A Democratic senator moved to conceal his apparent behind-the-scenes collaboration with an environmentalist pressure group on Wednesday after inquiries into the group’s role in crafting a report accusing political opponents of doing the bidding of special interests.
A report posted on Sen. Sheldon Whitehouse’s (D., R.I.) website on Monday accused Environmental Protection Agency critics of being in the thrall of the fossil fuel industry. According to metadata in the report, the document was created by an attorney with a green group currently defending EPA policies in federal court.
After the Washington Free Beacon sought comment from Whitehouse and Senate Minority Leader Harry Reid (D., Nev.), one of the report’s co-authors, a new version of the document appeared online without digital fingerprints identifying the environmentalist attorney as its author.
The report, released on Monday by Democratic Sens. Whitehouse, Reid, Barbara Boxer (Calif.), and Ed Markey (Mass.), is written to resemble an amicus brief in ongoing litigation challenging Environmental Protection Agency regulations on carbon emissions from power plants. A federal court heard oral arguments in that case on Tuesday.

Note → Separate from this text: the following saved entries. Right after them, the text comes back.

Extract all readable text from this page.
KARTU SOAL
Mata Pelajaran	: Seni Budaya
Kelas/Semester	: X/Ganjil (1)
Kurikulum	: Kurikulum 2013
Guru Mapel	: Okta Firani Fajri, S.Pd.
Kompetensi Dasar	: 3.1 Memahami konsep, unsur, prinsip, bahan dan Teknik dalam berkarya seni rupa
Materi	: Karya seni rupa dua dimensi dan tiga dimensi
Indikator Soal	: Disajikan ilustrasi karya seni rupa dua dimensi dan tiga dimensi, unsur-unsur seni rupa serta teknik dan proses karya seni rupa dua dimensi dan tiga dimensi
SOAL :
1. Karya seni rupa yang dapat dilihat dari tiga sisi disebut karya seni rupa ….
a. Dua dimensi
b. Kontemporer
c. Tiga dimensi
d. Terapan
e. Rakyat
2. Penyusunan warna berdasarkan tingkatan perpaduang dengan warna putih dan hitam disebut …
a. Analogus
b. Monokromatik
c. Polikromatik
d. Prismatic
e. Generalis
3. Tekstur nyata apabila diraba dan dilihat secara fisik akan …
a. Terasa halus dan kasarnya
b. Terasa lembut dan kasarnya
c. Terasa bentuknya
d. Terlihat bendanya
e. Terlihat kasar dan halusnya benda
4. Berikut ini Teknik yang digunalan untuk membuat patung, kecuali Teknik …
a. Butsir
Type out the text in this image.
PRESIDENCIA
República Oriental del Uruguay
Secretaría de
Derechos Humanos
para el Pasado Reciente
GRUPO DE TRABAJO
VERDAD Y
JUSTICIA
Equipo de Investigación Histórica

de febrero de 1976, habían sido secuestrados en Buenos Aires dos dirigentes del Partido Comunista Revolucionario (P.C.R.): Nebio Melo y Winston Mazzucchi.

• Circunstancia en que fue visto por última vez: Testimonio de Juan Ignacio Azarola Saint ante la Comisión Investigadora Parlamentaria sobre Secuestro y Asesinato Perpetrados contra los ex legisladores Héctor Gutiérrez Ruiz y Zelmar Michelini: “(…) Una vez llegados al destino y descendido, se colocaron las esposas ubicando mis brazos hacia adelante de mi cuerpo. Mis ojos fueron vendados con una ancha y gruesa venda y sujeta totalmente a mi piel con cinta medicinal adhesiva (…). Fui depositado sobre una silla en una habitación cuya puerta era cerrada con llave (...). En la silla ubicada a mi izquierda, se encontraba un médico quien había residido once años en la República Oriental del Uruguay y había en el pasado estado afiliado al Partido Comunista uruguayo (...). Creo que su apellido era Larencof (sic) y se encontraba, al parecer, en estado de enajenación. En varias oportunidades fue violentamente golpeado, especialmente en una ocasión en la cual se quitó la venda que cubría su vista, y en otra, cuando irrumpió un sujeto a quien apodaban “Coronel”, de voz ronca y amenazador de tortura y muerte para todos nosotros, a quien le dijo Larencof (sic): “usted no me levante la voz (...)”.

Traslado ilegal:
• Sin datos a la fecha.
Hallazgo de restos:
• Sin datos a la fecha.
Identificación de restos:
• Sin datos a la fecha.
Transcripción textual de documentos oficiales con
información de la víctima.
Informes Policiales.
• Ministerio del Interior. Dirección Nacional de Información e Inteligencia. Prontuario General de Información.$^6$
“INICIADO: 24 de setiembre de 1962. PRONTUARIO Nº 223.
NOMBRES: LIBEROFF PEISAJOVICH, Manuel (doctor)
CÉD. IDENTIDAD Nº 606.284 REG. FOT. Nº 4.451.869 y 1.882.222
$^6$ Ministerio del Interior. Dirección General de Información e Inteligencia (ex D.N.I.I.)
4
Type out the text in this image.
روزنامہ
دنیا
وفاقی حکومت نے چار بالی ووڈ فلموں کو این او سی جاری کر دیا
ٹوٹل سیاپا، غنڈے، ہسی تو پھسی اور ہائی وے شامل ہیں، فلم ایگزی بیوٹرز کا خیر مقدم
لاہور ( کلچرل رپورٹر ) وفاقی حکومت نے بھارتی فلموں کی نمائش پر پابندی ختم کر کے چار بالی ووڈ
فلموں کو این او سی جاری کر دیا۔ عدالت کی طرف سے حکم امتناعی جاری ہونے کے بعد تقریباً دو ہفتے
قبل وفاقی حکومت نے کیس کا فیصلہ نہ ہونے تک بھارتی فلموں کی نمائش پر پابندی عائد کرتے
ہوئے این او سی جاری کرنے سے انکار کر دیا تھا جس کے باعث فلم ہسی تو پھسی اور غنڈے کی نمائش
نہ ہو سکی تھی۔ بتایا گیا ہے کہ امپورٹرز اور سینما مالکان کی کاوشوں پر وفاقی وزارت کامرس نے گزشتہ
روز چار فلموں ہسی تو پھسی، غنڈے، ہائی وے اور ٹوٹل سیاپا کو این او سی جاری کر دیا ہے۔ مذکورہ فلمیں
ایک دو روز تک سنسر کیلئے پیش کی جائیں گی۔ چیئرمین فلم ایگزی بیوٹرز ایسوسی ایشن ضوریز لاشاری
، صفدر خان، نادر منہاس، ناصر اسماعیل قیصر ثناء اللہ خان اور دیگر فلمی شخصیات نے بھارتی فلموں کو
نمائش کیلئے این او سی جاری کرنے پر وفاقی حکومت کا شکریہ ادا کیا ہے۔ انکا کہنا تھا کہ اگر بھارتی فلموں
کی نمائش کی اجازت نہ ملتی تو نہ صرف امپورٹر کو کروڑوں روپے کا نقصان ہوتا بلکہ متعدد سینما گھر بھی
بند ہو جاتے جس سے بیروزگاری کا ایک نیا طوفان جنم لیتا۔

One of the parties in that litigation is the Sierra Club, a leading environmentalist group that enlisted the services of attorneys with the group EarthJustice to defend the EPA regulations in court.
David Baron, one of the EarthJustice attorneys working on behalf of the Sierra Club, appears to have assisted the Democratic senators in putting together their report on the regulations’ legal challengers. Metadata in the since-deleted version of the Senate Democrats’ report listed him as the document’s "author."
The new version of the report was created at 9:42 a.m. on Wednesday morning, according to the document’s metadata, and lists Whitehouse staffer Gifford Wong as its author.
Whitehouse, Reid, Boxer, and Markey did not respond to questions about EarthJustice’s role in creating the report. EarthJustice and the Sierra Club did not return requests for comment.
Though the initial document’s metadata indicated the file was created by Baron, it is not clear what role he and EarthJustice played in crafting the report’s contents or the extent to which the group’s input made it into the final product.
It was also not immediately clear whether EarthJustice was compensated in any way for its work on the report.
Senate ethics rules generally classify pro-bono legal assistance as a "gift" subject to a $50 limit. Boxer, one of the report’s ostensible authors, is a vice chair of the Senate Ethics Committee.
Ethics rules make exceptions to the gift rule for pro-bono legal services provided to senators filing legal briefs in their official capacity. The four senators who released this week’s report also signed on to an amicus brief supporting the disputed EPA regulations, but their report was not an official legal document.
The report "demonstrates that the state officials, trade associations, front groups, and industry-funded scientists participating in the [EPA regulation legal] challenge actually represent the interests of the fossil fuel industry," according to a news release on Whitehouse’s website.
EarthJustice has previously collaborated behind the scenes with leading environmental policymakers, according to internal communications released in response to Freedom of Information Act requests by the Energy & Environment Legal Institute, which opposes recent EPA regulations.
A 2014 E&E report identified EarthJustice as one of a number of organizations involved in "informal advisory teams of senior green-group representatives" that shaped major EPA regulations in internal discussions prior to their public release.
Chris Horner, an E&E attorney whom Whitehouse called out by name on the Senate floor on Tuesday, sees similar collusion at play in Senate Democrats’ report this week.
"Now we have documentary proof that its members have outsourced their policy-making and speech-writing to the green activists, signing their name to whatever is put in front of them, and using their office however these groups ask," Horner said in an email.